Reptile & Amphibian Forums

Welcome to kingsnake.com's message board system. Here you may share and discuss information with others about your favorite reptile and amphibian related topics such as care and feeding, caging requirements, permits and licenses, and more. Launched in 1997, the kingsnake.com message board system is one of the oldest and largest systems on the internet.

Click for ZooMed

Big Plans and Questions

leprdgeckoguy Dec 04, 2005 11:20 AM

So I have decided to build an 8' by 4' by 6' foot desert terrarium. I have been thinking about what to house in it and I have been contemplating chucks, collareds, or uros.

First off could these species be housed together if they had this kind of space?

Second from what I have read chucks should have like a 105 basking spot? If so and they were being housed with uros would having basking spots more around 115 affect them?

Also I have learned they are mainly herbivores but will eat crickets as well, so if I feed them there veggies and fruits before I put in crickets for collareds would the chucks avoid there veggies and wait for the chance to eat up the crickets?

I have housed collareds and uros but never chuckwallas so any advice or information about husbandry tricks with them is appreciated

thanks in advance, erik

Replies (1)

aliceinwl Dec 04, 2005 03:24 PM

My chucks have a 120 degree basking site and have been doing fine with it for over a year. Even though they have similar habitat requirements, I would not recommend housing uros and chucks together or uros and collareds as uros can be aggressive and territorial toward other lizards. Both uros and chucks will also consume feces, and you could run into problems with infections if they started munching on each others and picking up parasites and bacteria they're not equipped to deal with.

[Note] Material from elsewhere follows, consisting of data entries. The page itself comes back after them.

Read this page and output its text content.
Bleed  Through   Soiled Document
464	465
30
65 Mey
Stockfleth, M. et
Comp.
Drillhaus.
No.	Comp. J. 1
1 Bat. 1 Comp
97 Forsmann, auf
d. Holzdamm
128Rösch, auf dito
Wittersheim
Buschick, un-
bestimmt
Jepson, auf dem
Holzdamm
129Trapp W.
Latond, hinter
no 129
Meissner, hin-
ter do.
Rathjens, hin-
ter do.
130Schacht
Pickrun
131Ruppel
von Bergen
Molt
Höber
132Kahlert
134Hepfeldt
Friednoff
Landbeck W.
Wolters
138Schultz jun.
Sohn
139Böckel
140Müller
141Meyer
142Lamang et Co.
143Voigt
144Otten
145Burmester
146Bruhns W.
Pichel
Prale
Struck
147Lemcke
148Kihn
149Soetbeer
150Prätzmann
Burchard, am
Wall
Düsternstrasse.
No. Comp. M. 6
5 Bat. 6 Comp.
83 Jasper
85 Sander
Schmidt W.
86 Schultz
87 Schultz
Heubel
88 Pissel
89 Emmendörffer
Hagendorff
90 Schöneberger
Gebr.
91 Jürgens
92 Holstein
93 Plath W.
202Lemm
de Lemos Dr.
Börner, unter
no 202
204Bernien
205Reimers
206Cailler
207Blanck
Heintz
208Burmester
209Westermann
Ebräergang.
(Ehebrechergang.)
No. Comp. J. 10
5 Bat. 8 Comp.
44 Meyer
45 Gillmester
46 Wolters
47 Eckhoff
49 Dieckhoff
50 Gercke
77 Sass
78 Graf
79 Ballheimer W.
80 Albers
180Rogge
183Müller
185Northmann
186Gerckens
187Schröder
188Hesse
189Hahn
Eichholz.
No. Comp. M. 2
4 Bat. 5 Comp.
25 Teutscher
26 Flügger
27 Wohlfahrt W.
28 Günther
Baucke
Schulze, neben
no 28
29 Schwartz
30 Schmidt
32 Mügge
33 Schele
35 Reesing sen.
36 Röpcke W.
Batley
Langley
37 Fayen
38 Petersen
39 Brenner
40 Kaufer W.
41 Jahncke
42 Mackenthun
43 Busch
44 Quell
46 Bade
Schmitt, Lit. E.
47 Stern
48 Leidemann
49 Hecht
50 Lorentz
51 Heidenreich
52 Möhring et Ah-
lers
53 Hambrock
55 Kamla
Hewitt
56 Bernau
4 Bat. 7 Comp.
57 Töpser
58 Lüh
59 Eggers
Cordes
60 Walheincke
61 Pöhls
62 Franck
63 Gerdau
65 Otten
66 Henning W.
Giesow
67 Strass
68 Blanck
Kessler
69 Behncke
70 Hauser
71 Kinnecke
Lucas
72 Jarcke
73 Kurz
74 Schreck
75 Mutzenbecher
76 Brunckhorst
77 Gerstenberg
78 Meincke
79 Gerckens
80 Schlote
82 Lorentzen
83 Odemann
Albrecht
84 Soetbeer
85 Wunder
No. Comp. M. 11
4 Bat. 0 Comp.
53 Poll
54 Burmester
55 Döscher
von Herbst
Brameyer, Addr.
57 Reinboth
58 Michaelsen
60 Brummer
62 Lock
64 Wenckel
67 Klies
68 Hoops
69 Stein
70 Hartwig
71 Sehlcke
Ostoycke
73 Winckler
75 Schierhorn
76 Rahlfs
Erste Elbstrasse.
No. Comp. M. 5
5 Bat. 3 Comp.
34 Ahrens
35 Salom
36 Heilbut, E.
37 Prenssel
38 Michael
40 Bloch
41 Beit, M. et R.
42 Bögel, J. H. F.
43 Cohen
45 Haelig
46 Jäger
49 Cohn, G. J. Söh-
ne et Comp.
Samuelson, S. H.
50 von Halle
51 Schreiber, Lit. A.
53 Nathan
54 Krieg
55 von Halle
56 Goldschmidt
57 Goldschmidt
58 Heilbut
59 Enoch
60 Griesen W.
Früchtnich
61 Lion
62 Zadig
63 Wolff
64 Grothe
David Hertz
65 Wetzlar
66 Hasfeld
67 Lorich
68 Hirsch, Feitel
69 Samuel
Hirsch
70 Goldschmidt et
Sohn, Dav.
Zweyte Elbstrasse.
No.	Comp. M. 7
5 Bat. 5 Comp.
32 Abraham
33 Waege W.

I've seen some people housing large collareds and chucks together successfully and I've seen these guys sharing the same habitats in the wild. If you want uros, I'd recommend housing them by themselves. If you want more than one species, I'd go with chucks and collareds. With the chuck collared mix you could even consider adding other north american desert species such as desert iguanas or some of the large spiney lizards.

If you decide to go multispecies it might be worth setting up a holding tank; I wouldn't trust a chuck with any lizard they could fit in their mouth so depending on the sizes of the lizards you acquire you may have to grow some up a bit. You would also want to quarentine new arrivals before adding them to the mix, especially if dealing with wild caught animals. This way you could monitor the health of new additions, and if one had something that needed treatment you would just have to treat that one rather than all your lizards.